Bohus refuta ainda o argumento dos maus resultados em testes educacionais padronizados. Será que é realmente o uso de uma linguagem neutra a razão do baixo desempenho nos exames e não, por exemplo, o baixo investimento em educação, com escolas públicas em estado deplorável e merenda miserável? A professora faz um apelo: "Deveriam revogar essa resolução e, em vez disso, aumentar o orçamento da educação de Buenos Aires, que vem ficando menor a cada ano na última década.”

Guerra cultural e intolerância em vez de diálogo

Na Argentina, os ânimos estão acirrados quando se trata da linguagem neutra. Semelhantemente à temática do aborto, que levou pessoas às ruas por meses, os dois lados da moeda são praticamente irreconciliáveis.

Para o professor Dario Álvarez Klar, fundador e diretor da rede educacional Itinere, trata-se de uma espécie de guerra cultural, e a solução não deve ser sobre um ou outro lado ganhar.

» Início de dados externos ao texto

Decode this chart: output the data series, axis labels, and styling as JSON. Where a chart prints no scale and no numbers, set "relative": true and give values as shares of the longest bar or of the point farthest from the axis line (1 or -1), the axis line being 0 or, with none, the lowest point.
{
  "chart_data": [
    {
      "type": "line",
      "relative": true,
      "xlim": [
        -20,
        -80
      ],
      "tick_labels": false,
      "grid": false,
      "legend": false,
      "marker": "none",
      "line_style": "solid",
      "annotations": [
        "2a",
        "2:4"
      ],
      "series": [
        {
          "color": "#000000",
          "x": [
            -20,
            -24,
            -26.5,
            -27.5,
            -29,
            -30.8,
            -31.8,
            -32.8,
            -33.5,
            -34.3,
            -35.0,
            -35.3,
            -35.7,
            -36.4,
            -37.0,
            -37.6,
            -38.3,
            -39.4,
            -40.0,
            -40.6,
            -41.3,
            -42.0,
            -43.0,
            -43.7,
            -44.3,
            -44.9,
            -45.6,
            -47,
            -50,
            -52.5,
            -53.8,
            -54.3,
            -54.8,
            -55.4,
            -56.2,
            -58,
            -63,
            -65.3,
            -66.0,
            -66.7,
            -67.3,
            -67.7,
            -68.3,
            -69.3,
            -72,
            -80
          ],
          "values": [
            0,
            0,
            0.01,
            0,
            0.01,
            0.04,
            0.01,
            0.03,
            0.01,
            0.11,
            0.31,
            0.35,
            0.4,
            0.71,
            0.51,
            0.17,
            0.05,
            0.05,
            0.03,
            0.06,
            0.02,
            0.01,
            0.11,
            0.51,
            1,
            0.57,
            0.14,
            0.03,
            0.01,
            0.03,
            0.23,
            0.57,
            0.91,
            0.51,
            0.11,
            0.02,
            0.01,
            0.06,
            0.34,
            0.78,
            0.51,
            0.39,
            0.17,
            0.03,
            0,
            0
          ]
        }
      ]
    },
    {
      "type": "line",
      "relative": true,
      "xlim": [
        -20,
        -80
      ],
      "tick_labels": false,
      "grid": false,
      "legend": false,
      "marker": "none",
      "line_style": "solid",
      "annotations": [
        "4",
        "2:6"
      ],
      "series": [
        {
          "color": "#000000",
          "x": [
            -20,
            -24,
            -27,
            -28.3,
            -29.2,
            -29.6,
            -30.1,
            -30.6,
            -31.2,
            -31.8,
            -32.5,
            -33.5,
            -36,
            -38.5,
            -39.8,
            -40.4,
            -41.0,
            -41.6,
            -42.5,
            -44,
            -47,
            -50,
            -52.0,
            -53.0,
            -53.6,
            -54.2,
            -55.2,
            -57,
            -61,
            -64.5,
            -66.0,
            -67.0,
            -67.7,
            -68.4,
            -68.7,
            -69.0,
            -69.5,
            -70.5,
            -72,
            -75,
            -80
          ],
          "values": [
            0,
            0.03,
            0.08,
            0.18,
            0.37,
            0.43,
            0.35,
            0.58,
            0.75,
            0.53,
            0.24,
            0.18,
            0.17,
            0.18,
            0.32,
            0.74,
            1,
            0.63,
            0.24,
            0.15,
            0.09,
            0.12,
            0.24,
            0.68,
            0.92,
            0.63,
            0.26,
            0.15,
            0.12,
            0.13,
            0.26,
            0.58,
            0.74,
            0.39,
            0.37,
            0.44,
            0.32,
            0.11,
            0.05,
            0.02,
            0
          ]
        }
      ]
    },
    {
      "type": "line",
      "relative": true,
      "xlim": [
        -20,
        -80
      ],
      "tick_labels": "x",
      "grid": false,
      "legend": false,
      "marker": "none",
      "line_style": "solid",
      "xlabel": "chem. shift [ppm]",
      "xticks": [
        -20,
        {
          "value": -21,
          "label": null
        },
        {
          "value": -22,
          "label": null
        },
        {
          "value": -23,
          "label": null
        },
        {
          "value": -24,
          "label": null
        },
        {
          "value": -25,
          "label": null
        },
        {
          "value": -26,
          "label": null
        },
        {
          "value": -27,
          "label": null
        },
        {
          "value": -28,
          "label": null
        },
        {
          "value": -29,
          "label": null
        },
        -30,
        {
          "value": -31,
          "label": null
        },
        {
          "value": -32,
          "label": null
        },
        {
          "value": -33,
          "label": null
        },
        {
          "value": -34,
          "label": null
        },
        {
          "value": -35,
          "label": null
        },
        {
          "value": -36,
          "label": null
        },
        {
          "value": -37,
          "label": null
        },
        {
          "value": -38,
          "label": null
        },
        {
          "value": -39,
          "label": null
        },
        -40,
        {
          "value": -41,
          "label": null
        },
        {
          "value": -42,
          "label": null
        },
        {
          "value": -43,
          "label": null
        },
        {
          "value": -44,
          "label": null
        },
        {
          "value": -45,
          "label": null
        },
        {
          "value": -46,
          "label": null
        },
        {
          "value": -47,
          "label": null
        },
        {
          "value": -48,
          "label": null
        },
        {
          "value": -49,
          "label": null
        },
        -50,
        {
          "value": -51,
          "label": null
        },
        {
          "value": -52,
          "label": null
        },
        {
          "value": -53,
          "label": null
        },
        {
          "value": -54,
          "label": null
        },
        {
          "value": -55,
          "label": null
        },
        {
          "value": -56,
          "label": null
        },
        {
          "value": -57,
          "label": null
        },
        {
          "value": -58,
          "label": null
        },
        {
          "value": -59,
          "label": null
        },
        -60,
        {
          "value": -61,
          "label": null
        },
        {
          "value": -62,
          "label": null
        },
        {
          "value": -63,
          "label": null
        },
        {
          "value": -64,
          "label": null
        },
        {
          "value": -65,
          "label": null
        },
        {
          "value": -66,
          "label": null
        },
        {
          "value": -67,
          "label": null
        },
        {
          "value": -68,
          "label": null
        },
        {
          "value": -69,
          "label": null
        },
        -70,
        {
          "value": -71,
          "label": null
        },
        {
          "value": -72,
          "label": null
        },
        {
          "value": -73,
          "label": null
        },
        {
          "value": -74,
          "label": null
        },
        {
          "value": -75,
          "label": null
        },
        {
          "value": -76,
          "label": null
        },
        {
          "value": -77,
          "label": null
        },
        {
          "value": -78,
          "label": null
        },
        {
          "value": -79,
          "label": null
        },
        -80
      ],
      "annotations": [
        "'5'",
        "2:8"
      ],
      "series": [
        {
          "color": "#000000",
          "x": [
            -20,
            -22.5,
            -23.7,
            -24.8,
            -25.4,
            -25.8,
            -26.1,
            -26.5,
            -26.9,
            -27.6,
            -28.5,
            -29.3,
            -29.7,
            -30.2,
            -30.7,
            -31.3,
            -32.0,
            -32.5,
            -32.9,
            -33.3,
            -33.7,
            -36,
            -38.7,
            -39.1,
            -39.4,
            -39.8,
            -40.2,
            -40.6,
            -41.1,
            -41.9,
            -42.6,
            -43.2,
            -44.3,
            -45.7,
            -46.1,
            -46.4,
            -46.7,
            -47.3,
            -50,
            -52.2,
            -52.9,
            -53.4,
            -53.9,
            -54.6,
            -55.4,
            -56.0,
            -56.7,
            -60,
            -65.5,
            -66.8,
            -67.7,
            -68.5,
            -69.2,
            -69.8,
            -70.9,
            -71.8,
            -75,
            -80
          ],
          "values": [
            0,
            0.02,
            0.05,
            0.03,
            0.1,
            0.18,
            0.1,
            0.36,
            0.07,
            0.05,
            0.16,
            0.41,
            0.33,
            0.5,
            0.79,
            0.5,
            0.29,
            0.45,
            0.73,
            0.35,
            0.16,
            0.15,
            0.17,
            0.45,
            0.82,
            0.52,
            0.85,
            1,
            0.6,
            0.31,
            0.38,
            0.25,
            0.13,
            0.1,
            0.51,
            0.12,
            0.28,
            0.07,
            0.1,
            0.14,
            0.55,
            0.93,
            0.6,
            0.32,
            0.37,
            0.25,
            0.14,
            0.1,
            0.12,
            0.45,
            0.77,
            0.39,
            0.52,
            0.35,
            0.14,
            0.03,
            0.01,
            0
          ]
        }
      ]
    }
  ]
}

"É preciso encontrar uma espécie de equilíbrio em que se aceite que nem todos pensam o mesmo. Não é: ‘quem usa a linguagem neutra é progressista e quem não usa é antiquado'. Nem o contrário: ‘só falam assim porque está na moda e isso gera uma boa imagem'. Na Argentina de hoje, deveríamos ter debates completamente diferentes: sobre intolerância, sobre a dificuldade de dialogar e apenas conversar."

Com longa experiência como diretor de escola, Álvarez Klar também critica a decisão do governo municipal, pois uma quase proibição da linguagem neutra não resulta em nada, além de ser muito difícil de ser aplicada.

"Fazer uma recomendação soaria completamente diferente. Também depende sempre do contexto; em algumas áreas, a linguagem neutra pode não fazer muito sentido. Mas as escolas têm uma grande vantagem: os professores conhecem a classe e podem assim, de forma independente, encontrar uma maneira de se dirigir a todos os alunos e integrá-los sem discriminar ninguém”, observa.

A realidade já ultrapassou a linguagem

Apesar de tudo, a Argentina é pioneira na América Latina quando se trata dos direitos das pessoas LGBTQ. Em 2012, o governo argentino foi o primeiro a aprovar uma lei que permitia a mudança de gênero oficialmente sem a necessidade de primeiro consultar um médico. Há um ano, 1% de todos os empregos públicos devem ser ocupados por pessoas transgêneros. E um dos filhos do presidente da Argentina, Alberto Fernández, se identifica abertamente como não binário.

O que a Resolução nº 2566/2022 prevê foi, portanto, há muito ultrapassado pela realidade, na visão de Álvarez Klar. "Ela mascara uma realidade que existe há muito tempo. A linguagem neutra não é só uma necessidade e não pode esperar pelo sinal verde para ser usada. A verdade é que as academias de línguas muitas vezes autorizam o uso de mudanças nos idiomas anos após elas terem sido estabelecidas. Não podemos sempre ficar esperando que uma palavra esteja no dicionário para usá-la”, considera o especialista em educação.